Voluntary disclosure per rendere legale la detenzione di bitcoin non dichiarati in precedenza

La voluntary disclosure (collaborazione volontaria) è un istituto con il quale i contribuenti che detengono illecitamente patrimoni all’estero possono regolarizzare la propria posizione fiscale, denunciando spontaneamente all’Amministrazione finanziaria la violazione degli obblighi di monitoraggio.
Come rivelato in questi giorni da ItaliaOggi.it, è da poco andata in porto la prima voluntary disclosure riguardante i bitcoin. Grazie ad essa, un soggetto che possiede criptovalute, mai dichiarate al fisco italiano, ha chiesto all’amministrazione finanziaria di essere sottoposto ad accertamento volontario in modo da rendere legali le criptovalute, ovviamente pagando le dovute imposte, sanzioni e interessi. In questo modo, si è giunti a un duplice vantaggio. In primo luogo, il soggetto che ha ottenuto questa collaborazione può adesso utilizzare tale liquidità come meglio crede. Oltre a questo, l’amministrazione finanziaria è riuscita a prelevare un importante e immediato gettito fiscale.

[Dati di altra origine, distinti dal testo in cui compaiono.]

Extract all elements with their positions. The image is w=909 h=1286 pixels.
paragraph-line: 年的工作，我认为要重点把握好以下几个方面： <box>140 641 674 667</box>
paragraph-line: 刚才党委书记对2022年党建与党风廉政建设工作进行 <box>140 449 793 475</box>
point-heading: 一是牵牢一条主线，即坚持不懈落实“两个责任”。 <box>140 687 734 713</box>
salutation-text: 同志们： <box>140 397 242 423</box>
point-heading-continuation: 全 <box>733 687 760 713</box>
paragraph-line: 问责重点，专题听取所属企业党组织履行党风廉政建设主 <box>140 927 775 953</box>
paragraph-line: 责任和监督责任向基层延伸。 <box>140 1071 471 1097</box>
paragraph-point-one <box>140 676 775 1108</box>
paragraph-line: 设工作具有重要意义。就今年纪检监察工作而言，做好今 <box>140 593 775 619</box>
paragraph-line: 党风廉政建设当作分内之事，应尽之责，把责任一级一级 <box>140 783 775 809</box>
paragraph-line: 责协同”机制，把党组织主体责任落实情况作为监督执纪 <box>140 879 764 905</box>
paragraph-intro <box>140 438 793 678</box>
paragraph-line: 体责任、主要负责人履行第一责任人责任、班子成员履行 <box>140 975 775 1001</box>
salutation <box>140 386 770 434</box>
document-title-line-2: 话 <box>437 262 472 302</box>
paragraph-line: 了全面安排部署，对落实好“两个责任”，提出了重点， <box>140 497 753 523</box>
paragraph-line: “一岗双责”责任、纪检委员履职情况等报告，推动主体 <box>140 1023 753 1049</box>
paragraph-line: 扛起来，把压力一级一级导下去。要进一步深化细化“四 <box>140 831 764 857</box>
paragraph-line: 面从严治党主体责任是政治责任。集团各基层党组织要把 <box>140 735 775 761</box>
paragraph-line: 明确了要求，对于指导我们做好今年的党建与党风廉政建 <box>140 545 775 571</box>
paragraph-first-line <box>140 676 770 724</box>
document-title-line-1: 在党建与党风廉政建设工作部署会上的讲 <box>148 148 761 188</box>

Quali tasse si pagano su bitcoin e criptovalute?

Il nostro ordinamento, sostanzialmente, equipara i bitcoin e le altre criptovalute alle tradizionali valute estere.
Per quanto riguarda la tassazione ai fini delle imposte sul reddito delle persone fisiche che detengono i bitcoin al di fuori dell’attività d’impresa, le operazioni di compravendita non generano redditi imponibili, mancando la finalità speculativa.
Il trattamento fiscale di questi strumenti, dunque, viene regolato dalla normativa relativa alle valute tradizionali, articolo 67 del Tuir.


In sostanza, in base a quest’ultima norma, il profitto generato dalla compravendita di bitcoin o altre criptovalute, diventa rilevante ai fini dell’imposta sul reddito solamente se la giacenza media dell’insieme dei cosiddetti “wallet” ossia i portafogli elettronici, detenuti dal contribuente, ha superato il controvalore di 51.645,69 euro per almeno 7 giorni lavorativi.
Soltanto in questo caso, la plusvalenza generata deve essere dichiarata nel quadro RT del modello redditi, ad essa bisogna applicare l’imposta sostitutiva del 26%.

Con la voluntary disclosure, il contribuente ha così pagato questa tassa, più, ovviamente, sanzioni e interessi.

Ricordiamo che chi detiene criptovalute, a prescindere dalla somma, è obbligato a compilare del rigo RW1 nella colonna 3 il codice 14 («Altre attività estere di natura finanziaria e valute virtuali»), riferibile al possesso di valute virtuali. In particolare, deve essere indicato il controvalore in euro della valuta virtuale detenuta al 31 dicembre.